The federal government gives tax subsidies for advertising of foods that are bad for our children. Programs like the Stop Subsidizing Childhood Obesity Act, introduced by then-Sen. Tom Harkin (D-Iowa) and Sen. Richard Blumenthal (D-Conn.) in 2014, would have ended those subsidies and rerouted the money to provide fresh fruits and vegetables to low-income schools. Those changes were projected to prevent over 129,000 cases of childhood obesity by 2025. The price is about $800,000 per year with a cost of 66 cents per unit of BMI and a savings of $32.50 in healthcare costs per dollar spent ($260 million). Sixty six cents for a lifetime of reduced risk of diabetes, high blood-pressure, fatty liver disease, fat bias and countless other problems!

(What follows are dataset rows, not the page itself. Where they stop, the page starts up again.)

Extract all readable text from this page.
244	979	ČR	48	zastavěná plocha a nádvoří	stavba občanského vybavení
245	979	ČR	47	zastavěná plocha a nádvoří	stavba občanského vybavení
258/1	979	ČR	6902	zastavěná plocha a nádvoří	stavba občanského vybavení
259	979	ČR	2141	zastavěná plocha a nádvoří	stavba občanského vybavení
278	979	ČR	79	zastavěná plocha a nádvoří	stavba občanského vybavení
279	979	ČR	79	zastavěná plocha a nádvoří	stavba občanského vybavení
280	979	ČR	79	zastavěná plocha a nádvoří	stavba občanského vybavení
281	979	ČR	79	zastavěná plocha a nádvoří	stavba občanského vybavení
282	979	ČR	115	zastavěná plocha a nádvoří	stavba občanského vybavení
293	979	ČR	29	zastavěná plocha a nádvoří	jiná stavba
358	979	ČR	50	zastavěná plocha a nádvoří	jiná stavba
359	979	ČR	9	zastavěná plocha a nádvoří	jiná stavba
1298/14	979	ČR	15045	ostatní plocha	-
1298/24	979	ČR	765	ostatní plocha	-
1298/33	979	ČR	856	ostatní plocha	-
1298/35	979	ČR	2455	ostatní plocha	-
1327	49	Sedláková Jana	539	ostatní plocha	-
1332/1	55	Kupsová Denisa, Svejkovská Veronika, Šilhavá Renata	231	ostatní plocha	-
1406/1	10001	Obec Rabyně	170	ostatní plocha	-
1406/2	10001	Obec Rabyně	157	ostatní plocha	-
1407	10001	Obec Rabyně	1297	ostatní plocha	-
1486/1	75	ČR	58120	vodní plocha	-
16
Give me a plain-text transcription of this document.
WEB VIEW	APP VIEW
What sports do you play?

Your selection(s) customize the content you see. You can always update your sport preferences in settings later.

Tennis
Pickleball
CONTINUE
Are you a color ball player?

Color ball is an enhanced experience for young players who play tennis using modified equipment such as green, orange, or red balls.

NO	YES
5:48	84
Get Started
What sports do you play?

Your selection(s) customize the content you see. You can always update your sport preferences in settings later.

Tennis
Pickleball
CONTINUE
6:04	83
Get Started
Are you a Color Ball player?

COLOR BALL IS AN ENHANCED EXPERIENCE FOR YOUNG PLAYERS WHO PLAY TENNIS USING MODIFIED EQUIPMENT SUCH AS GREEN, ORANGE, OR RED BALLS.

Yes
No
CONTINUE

Schools are an ideal venue in which to promote good health habits by example. The U.S. Department of Agriculture has issued nutrition standards for all food sold in schools. If these were actually implemented, they would reach about 45 million individuals and prevent about 350,000 cases of childhood obesity over the next decade. This cost is about $22 million per year or $6 per unit of BMI lost with a savings return of $4.50 per dollar spent ($99 million). Larger interventions, such as implementing the better standards for school meals, are less cost-effective at about $50 per unit of BMI with only a 42 cent return on each dollar invested, but further reaching and are projected to prevent over 1.8 million cases of childhood obesity over the next decade.

These are just examples of cost-effective ways to address the fattening of America that have been ignored. Legislators and political candidates may avoid this common health issue because of pressure from lobbyists representing the sugar-sweetened beverage industry, food advertisers and vendors of what is really just junk food in our schools, or because obesity has taken on such a negative stigma that it is just not discussed. Even worse, they may refuse to use common sense to address these issues because the actual benefits may not be evident before the next election cycle.

This is an election year. Democratic and Republican candidates have spent a good bit of their airtime either supporting or denigrating the Affordable Care Act and other health policies of the Obama administration. They have all posited different means to reduce healthcare expenditures, which is obviously important, but are failing to discuss reasonable ways to reduce the disease burden provoking those expenditures. First lady Michelle Obama had it right when she focused her efforts on childhood obesity in the “Let’s Move” program and we need to ask the candidates in this election what they intend to do to ensure that these efforts are continued and expanded. Better health promotes less healthcare spending. We want both of these for our children. So candidates, let’s discuss America’s health along with its wealth.

Rosenbaum is a professor of pediatrics and medicine at Columbia University Medical Center and a practicing pediatrician in New York City. He has been conducting research regarding the treatment and prevention of obesity in adults and children for over 25 years.